Kesalahan pemeriksaan klinis
Terjadi kecelakaan medis
Resiko yang sudah diketahui pasien sebelumnya. Resiko ini seringkali besar dan
berbahaya. Kelalaian pasien sendiri.
Saat menentukan kesalahan diagnosis karena malpraktik medis dokter, Anda dapat
menggunakan standar yang telah ditentukan untuk memeriksa:
1) Harus ditentukan apakah dokter yang bersangkutan memenuhi faktor kelalaian,
dalam hal ini dokter perlu bekerja keras untuk memastikan tidak ada kesalahan
diagnosis akibat kesalahan, seperti kesalahan dalam membaca hasil pemeriksaan
pasien.
2) Perilaku dokter dalam menjalankan tugasnya harus sejalan dengan kedokteran. Hal
ini sangat penting dan dapat membuktikan bahwa tingkah laku dokter adalah
penyimpangannya.
3) Keterampilan rata-rata tenaga medis.
4) Terjadi dalam kondisi serupa.
5) Perilaku medis yang diupayakan harus sesuai tujuan perilaku medis.
Ketentuan Hukum Dalam Hal Menuntut Dokter Akibat Kesalahan Diagnosis yang
dilakukannya
a. Tanggung Jawab Etis
Dokter harus mematuhi Kode Etik dan “Sumpah Dokter”, yang mengatur jenis-jenis
pelanggaran etika murni dan pelanggaran etika yang melanggar hukum. Untuk lebih
spesifiknya, berikut ini adalah beberapa contoh pelanggaran etika murni dan
pelanggaran etika (pelanggaran moral yang disertai tindakan ilegal), yaitu:
1) Pelanggaran etika murni
Meminta penghargaan secara tidak sah dan berlebihan dari anggota keluarga
pasien
Pemindahan pasien tanpa izin sebelumnya dari keluarga pasien
Arogansi / memuji diri sendiri di depan pasien
Pendidikan kedokteran yang diterima tidak sesuai dengan profesi dokter
Kesampingkan kesehatan Anda
2) Pelanggaran etika
Dokter yang melayani pasien tidak memenuhi standar yang ditentukan
Membuat sertifikat ilegal / palsu
Aborrtus Provokatus
Penularan umum, tidak bertanggung jawab atas pekerjaan dokter.
9
c. Tanggung Jawab Pidana
UU No. 29 tentang praktik kedokteran tahun 2004 mengatur tentang
pertanggungjawaban pidana dokter. Enam pasal menjelaskan tindak pidana yang
dilakukan oleh bidang kesehatan, antara lain:
1) Kejahatan medis yang sebenarnya tanpa Surat Tanda Registrasi (STR) (Pasal 75)

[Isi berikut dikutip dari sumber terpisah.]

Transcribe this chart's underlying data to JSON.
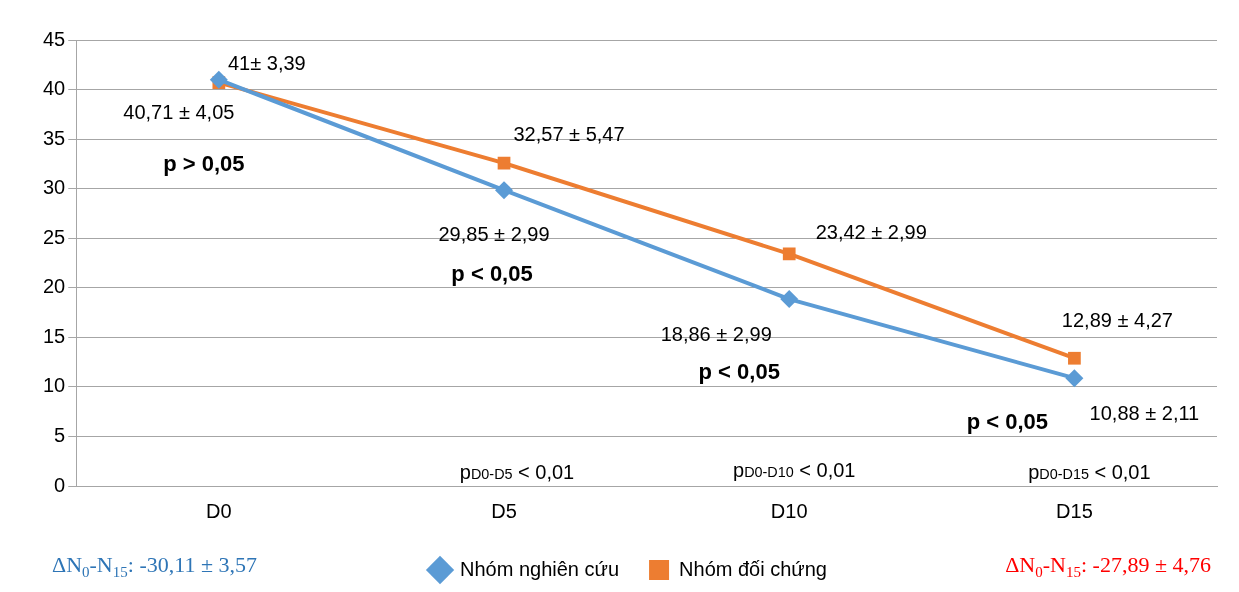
{
  "chart_data": {
    "type": "line",
    "categories": [
      "D0",
      "D5",
      "D10",
      "D15"
    ],
    "series": [
      {
        "name": "Nhóm nghiên cứu",
        "color": "#5b9bd5",
        "marker": "diamond",
        "values": [
          41,
          29.85,
          18.86,
          10.88
        ],
        "value_labels": [
          "41± 3,39",
          "29,85 ± 2,99",
          "18,86 ± 2,99",
          "10,88 ± 2,11"
        ]
      },
      {
        "name": "Nhóm đối chứng",
        "color": "#ed7d31",
        "marker": "square",
        "values": [
          40.71,
          32.57,
          23.42,
          12.89
        ],
        "value_labels": [
          "40,71 ± 4,05",
          "32,57 ± 5,47",
          "23,42 ± 2,99",
          "12,89 ± 4,27"
        ]
      }
    ],
    "ylim": [
      0,
      45
    ],
    "yticks": [
      0,
      5,
      10,
      15,
      20,
      25,
      30,
      35,
      40,
      45
    ],
    "grid": "y",
    "legend": "bottom",
    "line_style": "solid",
    "annotations": [
      "ΔN$_{0}$-N$_{15}$: -30,11 ±  3,57",
      "ΔN$_{0}$-N$_{15}$: -27,89 ± 4,76",
      "p > 0,05",
      "p < 0,05",
      "p < 0,05",
      "p < 0,05",
      "p$_{D0-D5}$ < 0,01",
      "p$_{D0-D10}$ < 0,01",
      "p$_{D0-D15}$ < 0,01"
    ]
  }
}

2) Kejahatan praktik kedokteran tanpa surat izin praktek (SIP) (Pasal 76)
3) Kejahatan yang menggunakan gelar atau bentuk tanda lain untuk memberi kesan
kepada orang lain. dokter dengan STR dan SIP (Pasal 77)
4) Tindak pidana penggunaan alat dan cara pelayanan kesehatan, menimbulkan kesan
dokter dengan STR dan SIP (Pasal 78)
5) Kartu nama tindak pidana praktek dokter, Tidak ada medis catatan dibuat dan tidak
berdasarkan standar profesional (Pasal 79).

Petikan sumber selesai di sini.